1. Duplicate them and write a unit test that ensures that the __annotations__ property of the functions that should have the same signatures remain in sync (or sub/supersets of each other, or whatever you'd prefer). This addresses drift, but requires a testing system and doesn't save the duplicate code.

2. A hack: use object constructors for functions. Write the in-common parts of the signature in the constructor of a parent class, and then put the body of "foo" and "bar" in the __init__ methods of child classes whose instances are not used/are useless, taking advantage of the superclass relationship to indicate to typecheckers that the parameters are all shared. For example, many typecheckers will do the right thing when handed code like this:

    class _Super:
        def __init__(self, arg1: SomeType, arg2: SomeOtherType, ...):
            self.arg1, self.arg2 = arg1, arg2
            
            
    class foo(_Super):  # Bizarre casing is intentional, this is not meant to be used as an instance
        def __init__(self, *args, **kwargs):
             super(*args, **kwargs)
             ...  # Business logic of old "foo()" method goes here, using object fields self.arg1 etc. instead of named variables.
             
    class bar(_Super):  # Bizarre casing is intentional, this is not meant to be used as an instance
        def __init__(self, *args, **kwargs):
             super(*args, **kwargs)
             ...  # Business logic of old "bar()" method goes here, using object fields self.arg1 etc. instead of named variables.
             
    class wrapper(_Super):
        def __init__(self, *args, **kwargs):
            foo(*args, **kwargs)
            bar(*args, **kwargs)
This does solve the duplication problem, and you can use dataclasses with __post_init__ methods for your "foo"/"bar" business logic to smooth out some of the boilerplate and weirdness there, but it remains a very bizarre coding style which substantially trades away readability/familiarity (and performance, if this is on a very hot path) in return for type-checker-friendliness.
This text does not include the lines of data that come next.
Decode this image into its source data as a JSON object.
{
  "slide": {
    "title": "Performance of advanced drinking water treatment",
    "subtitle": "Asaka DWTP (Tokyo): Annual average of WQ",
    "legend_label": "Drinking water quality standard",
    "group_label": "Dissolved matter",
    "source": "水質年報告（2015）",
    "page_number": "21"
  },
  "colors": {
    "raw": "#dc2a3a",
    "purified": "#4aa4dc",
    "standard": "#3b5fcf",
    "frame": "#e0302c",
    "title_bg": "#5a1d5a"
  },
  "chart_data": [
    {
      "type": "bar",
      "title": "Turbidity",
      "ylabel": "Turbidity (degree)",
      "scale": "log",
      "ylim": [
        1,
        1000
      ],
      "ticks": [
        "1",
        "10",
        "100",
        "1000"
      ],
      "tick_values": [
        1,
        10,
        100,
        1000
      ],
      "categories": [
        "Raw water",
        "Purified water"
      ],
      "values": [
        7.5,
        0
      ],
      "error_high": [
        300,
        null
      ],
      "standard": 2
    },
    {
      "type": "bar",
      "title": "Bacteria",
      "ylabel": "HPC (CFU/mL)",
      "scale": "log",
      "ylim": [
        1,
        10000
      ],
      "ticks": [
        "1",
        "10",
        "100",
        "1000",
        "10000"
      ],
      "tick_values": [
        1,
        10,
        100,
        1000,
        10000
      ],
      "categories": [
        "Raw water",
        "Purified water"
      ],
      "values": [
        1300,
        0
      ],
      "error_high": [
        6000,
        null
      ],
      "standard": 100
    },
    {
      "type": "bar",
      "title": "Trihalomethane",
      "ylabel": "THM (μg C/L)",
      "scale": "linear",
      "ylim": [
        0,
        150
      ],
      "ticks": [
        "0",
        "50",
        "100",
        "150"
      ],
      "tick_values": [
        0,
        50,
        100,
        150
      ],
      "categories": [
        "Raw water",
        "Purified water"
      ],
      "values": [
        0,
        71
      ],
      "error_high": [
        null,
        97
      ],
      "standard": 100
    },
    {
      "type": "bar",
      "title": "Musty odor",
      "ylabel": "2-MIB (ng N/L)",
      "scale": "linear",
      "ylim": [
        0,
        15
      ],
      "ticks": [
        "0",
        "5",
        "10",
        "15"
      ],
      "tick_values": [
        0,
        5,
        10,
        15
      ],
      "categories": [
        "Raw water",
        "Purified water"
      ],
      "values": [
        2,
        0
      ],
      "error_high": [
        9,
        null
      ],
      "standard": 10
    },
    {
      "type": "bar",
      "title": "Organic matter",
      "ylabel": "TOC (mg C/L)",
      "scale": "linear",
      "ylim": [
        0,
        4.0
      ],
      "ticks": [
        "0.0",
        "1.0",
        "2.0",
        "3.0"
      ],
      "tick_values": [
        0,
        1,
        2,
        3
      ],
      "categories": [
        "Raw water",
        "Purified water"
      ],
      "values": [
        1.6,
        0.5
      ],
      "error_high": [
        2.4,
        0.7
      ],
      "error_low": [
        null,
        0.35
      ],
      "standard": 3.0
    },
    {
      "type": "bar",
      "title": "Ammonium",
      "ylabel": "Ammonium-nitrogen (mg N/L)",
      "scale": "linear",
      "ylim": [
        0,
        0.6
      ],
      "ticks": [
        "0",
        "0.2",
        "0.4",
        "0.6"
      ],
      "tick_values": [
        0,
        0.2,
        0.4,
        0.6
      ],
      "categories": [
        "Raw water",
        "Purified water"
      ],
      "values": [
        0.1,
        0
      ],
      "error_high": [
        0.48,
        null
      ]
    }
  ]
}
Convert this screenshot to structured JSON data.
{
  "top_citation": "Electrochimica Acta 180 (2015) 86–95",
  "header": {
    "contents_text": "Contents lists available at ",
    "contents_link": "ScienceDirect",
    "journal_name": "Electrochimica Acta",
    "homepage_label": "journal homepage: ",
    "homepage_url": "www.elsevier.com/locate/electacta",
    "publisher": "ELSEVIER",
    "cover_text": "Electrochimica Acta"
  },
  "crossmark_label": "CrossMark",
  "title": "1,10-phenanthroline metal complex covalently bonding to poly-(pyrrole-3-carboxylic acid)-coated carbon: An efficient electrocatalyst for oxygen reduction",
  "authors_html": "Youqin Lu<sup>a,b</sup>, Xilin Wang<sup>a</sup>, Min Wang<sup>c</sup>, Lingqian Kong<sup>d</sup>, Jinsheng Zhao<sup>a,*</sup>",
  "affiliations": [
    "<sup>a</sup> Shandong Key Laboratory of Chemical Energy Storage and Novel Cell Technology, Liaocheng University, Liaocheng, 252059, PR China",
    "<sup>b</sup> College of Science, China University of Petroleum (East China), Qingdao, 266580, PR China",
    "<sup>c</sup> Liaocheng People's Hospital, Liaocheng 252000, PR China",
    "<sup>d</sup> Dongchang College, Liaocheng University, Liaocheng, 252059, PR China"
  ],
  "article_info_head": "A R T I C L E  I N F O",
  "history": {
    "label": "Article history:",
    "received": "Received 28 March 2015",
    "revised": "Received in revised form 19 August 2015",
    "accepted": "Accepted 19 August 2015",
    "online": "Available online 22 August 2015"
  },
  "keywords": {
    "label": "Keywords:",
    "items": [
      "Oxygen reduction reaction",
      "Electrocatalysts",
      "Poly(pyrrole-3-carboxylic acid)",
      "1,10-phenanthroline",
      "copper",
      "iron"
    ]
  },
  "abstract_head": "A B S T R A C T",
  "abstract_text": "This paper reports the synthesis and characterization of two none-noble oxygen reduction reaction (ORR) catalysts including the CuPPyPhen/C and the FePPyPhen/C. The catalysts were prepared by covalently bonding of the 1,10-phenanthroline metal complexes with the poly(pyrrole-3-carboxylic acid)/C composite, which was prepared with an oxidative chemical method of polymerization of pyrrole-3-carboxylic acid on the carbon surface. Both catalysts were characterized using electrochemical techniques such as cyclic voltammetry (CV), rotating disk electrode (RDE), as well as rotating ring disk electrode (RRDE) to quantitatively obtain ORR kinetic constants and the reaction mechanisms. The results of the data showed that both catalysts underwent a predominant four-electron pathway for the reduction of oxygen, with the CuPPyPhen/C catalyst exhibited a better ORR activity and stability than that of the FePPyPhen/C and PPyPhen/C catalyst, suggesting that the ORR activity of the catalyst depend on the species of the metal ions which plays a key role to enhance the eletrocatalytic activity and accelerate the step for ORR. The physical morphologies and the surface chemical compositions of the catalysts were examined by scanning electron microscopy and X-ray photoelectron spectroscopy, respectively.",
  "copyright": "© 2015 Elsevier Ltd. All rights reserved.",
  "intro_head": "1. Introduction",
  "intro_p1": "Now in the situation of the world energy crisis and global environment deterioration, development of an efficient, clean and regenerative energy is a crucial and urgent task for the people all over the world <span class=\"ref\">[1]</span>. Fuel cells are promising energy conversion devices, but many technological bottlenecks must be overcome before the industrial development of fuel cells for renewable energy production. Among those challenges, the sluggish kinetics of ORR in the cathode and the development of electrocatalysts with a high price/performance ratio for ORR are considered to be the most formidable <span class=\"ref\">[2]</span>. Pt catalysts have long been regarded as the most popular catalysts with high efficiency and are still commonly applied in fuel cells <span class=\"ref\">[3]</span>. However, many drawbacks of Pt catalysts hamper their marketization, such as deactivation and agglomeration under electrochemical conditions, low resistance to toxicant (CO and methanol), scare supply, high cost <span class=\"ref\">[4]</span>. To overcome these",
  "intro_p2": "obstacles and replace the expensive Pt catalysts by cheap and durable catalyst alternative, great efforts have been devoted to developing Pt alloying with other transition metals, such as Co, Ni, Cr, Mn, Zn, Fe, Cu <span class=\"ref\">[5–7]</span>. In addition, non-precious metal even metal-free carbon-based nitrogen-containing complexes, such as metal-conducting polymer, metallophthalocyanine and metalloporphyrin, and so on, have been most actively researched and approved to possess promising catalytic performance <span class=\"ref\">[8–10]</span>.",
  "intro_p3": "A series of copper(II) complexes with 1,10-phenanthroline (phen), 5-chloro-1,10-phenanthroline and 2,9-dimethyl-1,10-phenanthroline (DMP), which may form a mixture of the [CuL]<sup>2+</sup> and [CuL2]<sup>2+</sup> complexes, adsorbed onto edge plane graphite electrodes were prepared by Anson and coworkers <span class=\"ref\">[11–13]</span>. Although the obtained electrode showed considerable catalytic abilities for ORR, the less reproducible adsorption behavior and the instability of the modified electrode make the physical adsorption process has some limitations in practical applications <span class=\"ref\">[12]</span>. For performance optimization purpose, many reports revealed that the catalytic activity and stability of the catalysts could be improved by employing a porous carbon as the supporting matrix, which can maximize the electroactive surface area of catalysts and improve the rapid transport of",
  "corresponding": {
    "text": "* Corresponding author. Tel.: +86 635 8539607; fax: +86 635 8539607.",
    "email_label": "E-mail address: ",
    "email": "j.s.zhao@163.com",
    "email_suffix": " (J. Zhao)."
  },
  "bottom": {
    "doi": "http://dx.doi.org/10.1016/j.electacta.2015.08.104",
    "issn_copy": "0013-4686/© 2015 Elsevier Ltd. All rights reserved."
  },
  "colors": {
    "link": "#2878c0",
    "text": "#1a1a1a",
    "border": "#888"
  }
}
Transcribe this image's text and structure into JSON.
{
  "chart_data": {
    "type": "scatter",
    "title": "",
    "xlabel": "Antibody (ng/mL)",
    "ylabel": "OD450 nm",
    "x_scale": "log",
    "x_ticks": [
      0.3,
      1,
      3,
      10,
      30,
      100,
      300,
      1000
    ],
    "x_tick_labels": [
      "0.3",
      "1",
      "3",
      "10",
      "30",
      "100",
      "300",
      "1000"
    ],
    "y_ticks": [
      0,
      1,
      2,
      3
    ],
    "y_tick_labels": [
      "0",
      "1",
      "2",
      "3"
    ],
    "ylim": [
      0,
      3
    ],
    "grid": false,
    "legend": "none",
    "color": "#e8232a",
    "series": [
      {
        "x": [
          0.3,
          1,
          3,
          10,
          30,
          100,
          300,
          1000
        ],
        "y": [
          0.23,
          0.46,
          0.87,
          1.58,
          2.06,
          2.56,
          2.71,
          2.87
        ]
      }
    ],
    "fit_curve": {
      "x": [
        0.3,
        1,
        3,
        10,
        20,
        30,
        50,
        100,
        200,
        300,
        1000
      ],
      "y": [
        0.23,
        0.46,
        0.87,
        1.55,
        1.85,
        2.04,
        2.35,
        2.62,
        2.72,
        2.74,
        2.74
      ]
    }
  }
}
3. Use a databag object (ideally an immutable slotted class, dataclass, typing.NamedTuple, [c]attrs, or something of that sort) to encompass all the data that would previously go in your argument signature, so that "wrapper", "foo", and "bar" all end up taking a single such object as their sole argument and accessing fields of that argument to do their work. This is probably (maybe? Lots of Scotsmen in this area...) the most traditionally Pythonic of these options, but is still a far cry from the convenience of something like functools.wraps.